Feu vert pour l'Ecole du travail

Novembre 1969

 

Il n'est pas dit d'abord que le fonctionnement d'une école par le travail nécessite, tout considéré, une dépense beaucoup plus élevée que l'école actuelle. Ce sera plutôt le mode de la dépense qui sera à reconsidérer.

 

Avez-vous essayé d'ajouter tous les frais que l'école par le livre impose aux familles, de faire le total, pour une scolarité, de tous les manuels à changer toutes les années, tous les deux ans, ou du moins de temps en temps, car les livres s'usent, se salissent, se démodent; et les méthodes actuelles supposent un minimum d'uniformité ... Avez-vous réfléchi à l'illogique et inefficace surcroît de dépense que signifie la pratique du manuel individuel: trente livres semblables de grammaire, de lecture, de sciences, de géographie, d’histoire, etc.

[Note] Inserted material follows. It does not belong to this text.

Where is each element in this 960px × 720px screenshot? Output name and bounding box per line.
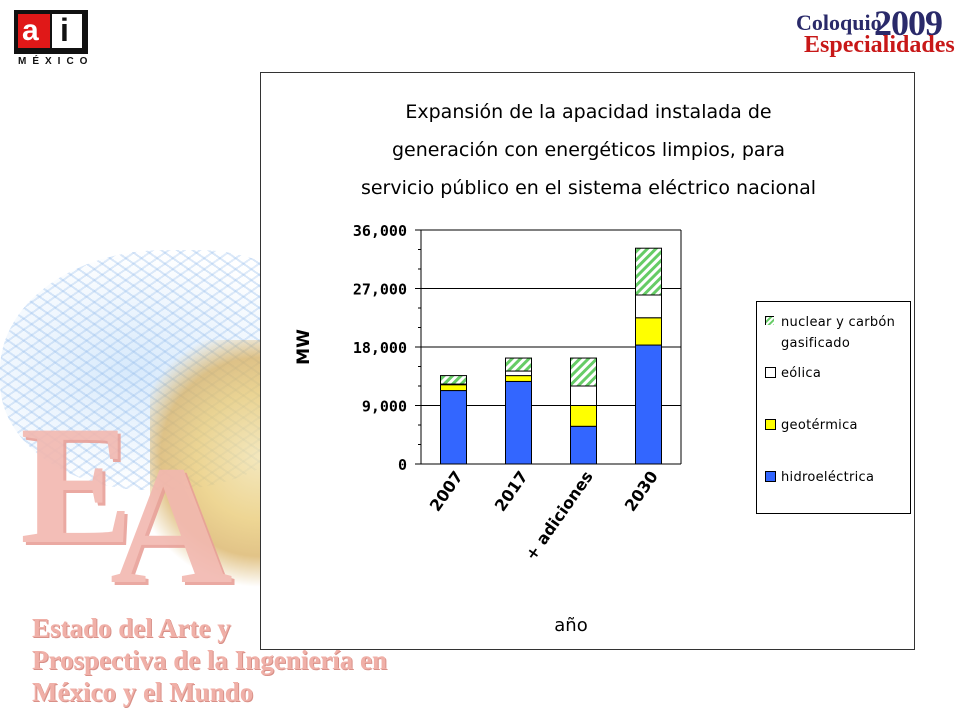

Comme si chaque ouvrier emportait à l'usine la série d'outils qui peuvent lui être utiles! …

 

Avec ce même argent, croyez-moi, il y a de quoi en acquérir du matériel pour la classe, des livres, des fiches, des outils. Et ce matériel de base, parfaitement étudié pourra servir des années et des années, s'adaptant au maximum à la diversité des techniques : un matériel d'imprimerie parfaitement au point peut servir pendant dix ou vingt ans; le même fichier s'enrichit et se modernise chaque année, comme se fertilise et se valorise tous les ans le champ intelligemment cultivé; un musée, un champ d'expériences sont comme des constructions définitives qui peuvent durer autant que l'école.

 

Il y aura une première mise de fonds, comme pour le ménage qui s'installe au village. On pourra prévoir le strict minimum, quitte aux intéressés à perfectionner, année par année, leur matériel de travail, à développer leur cheptel, à fabriquer eux-mêmes aux moments de loisir, certains de leurs outils de travail.

 

Tout compte fait alors, les frais d'installation et de fonctionnement de l'Ecole par le travail -peuvent ne pas être plus élevés que ceux de l'école par le livre.

 

Ce qui ne veut pas dire que nous devions nous contenter de la misère actuelle et que nous n'ayons pas de plus grandes ambitions pour notre école du peuple. Si, comme j'en suis persuadé, et même avec des moyens très réduits au départ, cette école par le travail montre sa supériorité évidente, si elle satisfait davantage autorités et parent, par une meilleure adaptation à la société actuelle, par une plus directe et plus intelligente préparation de l'enfant à ses devoirs de travailleur, si on sent que ça rend, on saura alors faire d'autres sacrifices.

 

Le jour où notre école par le travail aura prouvé sa nécessité dans le processus complexe de la vie, elle occupera, soyez-en persuadés, la place éminente qui doit être la sienne. Mai< cette dignité se conquiert aussi, et vous devez la conquérir par l'adaptation à la fois hardie et mesurée de vos techniques aux nécessités de l'heure.